Hallo!

Hallo, als Organisator der Aktion habe ich mich vor Kurzem hier ja auch schon vorgestellt. Tja, wie man auf den Bilder sehen kann, ist auch meine eine Stromtankstelle zuhause, eine 22 kW-Wallbox mit Typ2- und Schukoanschluss, derzeit „vorübergehend geschlossen“. Die Wallbox hängt an der Hauswand direkt am Stellplatz, auf dem unser Peugeot iON parkt. Zur Sicherheit habe ich auch die zugeordneten Sicherungen abgeschaltet. Ach, üblicherweise ist der Wagen pro Monat 800-1000 km unterwegs.
Normalerweise lade ich also, wie sonst alle, die sich an der Aktion beteiligen, zuhause, da ich dann auch ein wenig von unserem Solarstrom nutzen kann. Ansonsten zahle ich 20 Cent pro kWh aus dem Netz von unserem Stromversorger (ja, 20 Cent!). Jetzt werde ich voraussichtlich folgende öffentlichen Ladestellen zu nutzen:
1. Die Vattenfall-Ladestation in der Tiefgarage der Zehlendorfer-Welle, da ich dort zwei- bis dreimal pro Woche beim Sport bin. Dann kann das Auto dort 60-90 Minuten laden. Die Ladestation habe ich ab und an schon genutzt und bisher hat es meistens funktioniert. Nur ab und an klappt die Freischaltung der Säule nicht. Lassen wir uns überraschen. Alternativ kann ich dort auch auf eine Ladesäule von be-mobil zurückgreifen, die derzeit in Berlin aufgebaut werden. Das ist allerdings – auch in dieser Aktion – nur eine ungeliebte Notlösung, da dort pro Minute abgerechnet wird, was für mich zu sehr hohen Ladekosten führen würde (3,- pro Minute für ca. 3 kWh). An der Vattenfallsäule kann ich für 30 Cent pro kWh laden, in der gleichen Zeit zahle ich also nicht mal einen Euro.
2. Auf meinem Rückweg von der Arbeit kann ich Halt machen am REWE-Markt in Zehlendorf-Süd (Ladiusstraße). Die Zeit zum Einkaufen kann dann auch zum Laden genutzt werden. Normalerweise kaufe ich dort nicht ein, aber ich lasse mich überraschen.
3. Auch die Lademöglichkeit am Rathaus in Kleinmachnow kann ich nutzen; diese gehört zum Ladenetz „Drehstromnetz“. Das ist eigentlich eine geschlossene Nutzergruppe, aber im Bürgerbüro bekommt man den Schlüssel für die Ladebox.
4. Vor einigen Wochen wurde eine Schnellladestation am Rastplatz Grunewald eröffnet. Dort kann ich meinen iON besonders schnell aufladen und: kostenlos! Zumindest noch.
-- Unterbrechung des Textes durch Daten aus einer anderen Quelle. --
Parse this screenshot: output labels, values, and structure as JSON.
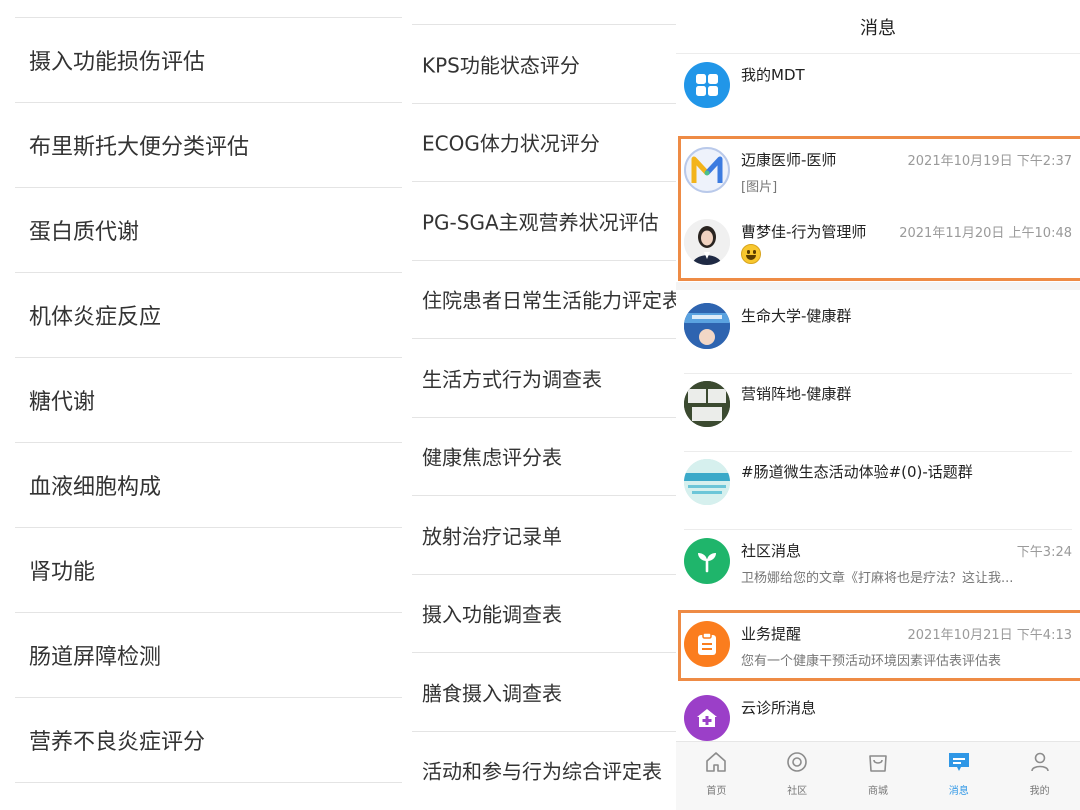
{
  "left_list": {
    "items": [
      "摄入功能损伤评估",
      "布里斯托大便分类评估",
      "蛋白质代谢",
      "机体炎症反应",
      "糖代谢",
      "血液细胞构成",
      "肾功能",
      "肠道屏障检测",
      "营养不良炎症评分"
    ]
  },
  "middle_list": {
    "items": [
      "KPS功能状态评分",
      "ECOG体力状况评分",
      "PG-SGA主观营养状况评估",
      "住院患者日常生活能力评定表",
      "生活方式行为调查表",
      "健康焦虑评分表",
      "放射治疗记录单",
      "摄入功能调查表",
      "膳食摄入调查表",
      "活动和参与行为综合评定表"
    ]
  },
  "messages_screen": {
    "title": "消息",
    "accent_color": "#ee8b45",
    "messages": [
      {
        "name": "我的MDT",
        "time": "",
        "preview": "",
        "icon": "grid-icon"
      },
      {
        "name": "迈康医师-医师",
        "time": "2021年10月19日 下午2:37",
        "preview": "[图片]",
        "icon": "m-logo-avatar"
      },
      {
        "name": "曹梦佳-行为管理师",
        "time": "2021年11月20日 上午10:48",
        "preview": "",
        "icon": "person-avatar"
      },
      {
        "name": "生命大学-健康群",
        "time": "",
        "preview": "",
        "icon": "group-avatar"
      },
      {
        "name": "营销阵地-健康群",
        "time": "",
        "preview": "",
        "icon": "group-avatar"
      },
      {
        "name": "#肠道微生态活动体验#(0)-话题群",
        "time": "",
        "preview": "",
        "icon": "topic-avatar"
      },
      {
        "name": "社区消息",
        "time": "下午3:24",
        "preview": "卫杨娜给您的文章《打麻将也是疗法？这让我...",
        "icon": "leaf-icon"
      },
      {
        "name": "业务提醒",
        "time": "2021年10月21日 下午4:13",
        "preview": "您有一个健康干预活动环境因素评估表评估表",
        "icon": "clipboard-icon"
      },
      {
        "name": "云诊所消息",
        "time": "",
        "preview": "",
        "icon": "house-plus-icon"
      }
    ],
    "tabs": [
      "首页",
      "社区",
      "商城",
      "消息",
      "我的"
    ],
    "active_tab": "消息"
  }
}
Diese Station gehört zu Tank&Rast, die Autobahnrastplätze in D betreuen und derzeit rund 400 solcher Schnellladestationen einrichten. Um den Wagen dort von fast Null auf 80% zu laden brauche ich 30 bis 45 Minuten, je nach Außentemperatur. Dann habe ich Strom für rund 100 Kilometer.
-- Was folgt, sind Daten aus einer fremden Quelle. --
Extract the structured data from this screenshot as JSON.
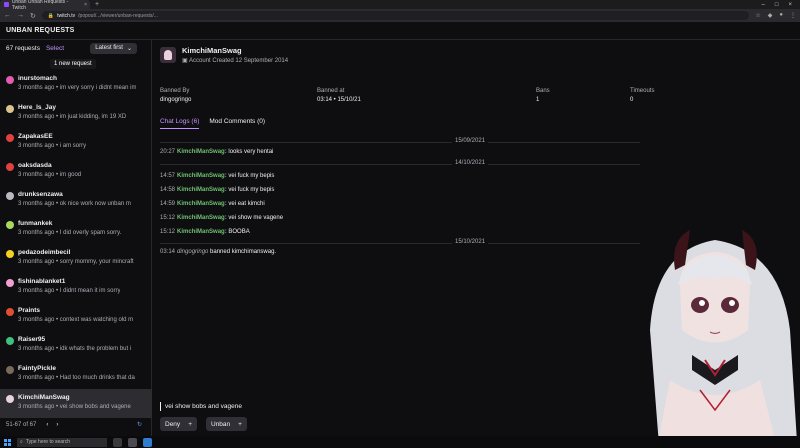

5. Zuletzt existieren noch zwei Ladestationen in meiner Nähe, die ich aber nur eingeschränkt nutzen kann bzw. will. Die Stadt Teltow unterhält in den Badstraße eine Ladestation. Um diese nutzen zu können, muss man aber ins Rathaus laufen und einen Schlüssel holen. Unpraktisch, um schnell mal 10 Minuten zu laden. In der Nähe gibt es noch eine Ladestation bei einer Autowerkstatt.
Also, es wird spannend und ich freue mich auf die Erfahrungen. Schon ein wenig seltsam: da steht nun ein Elektroauto vor der Tür und ich „muss jetzt tanken fahren“. Ich merke schon jetzt, dass die eine oder andere Änderung um Tagesablauf nötig sein wird. Mein Ziel ist es, dabei keine Zeit zu verlieren. Also möglichst immer dort zu laden, wo ich mich sowieso aufhalte.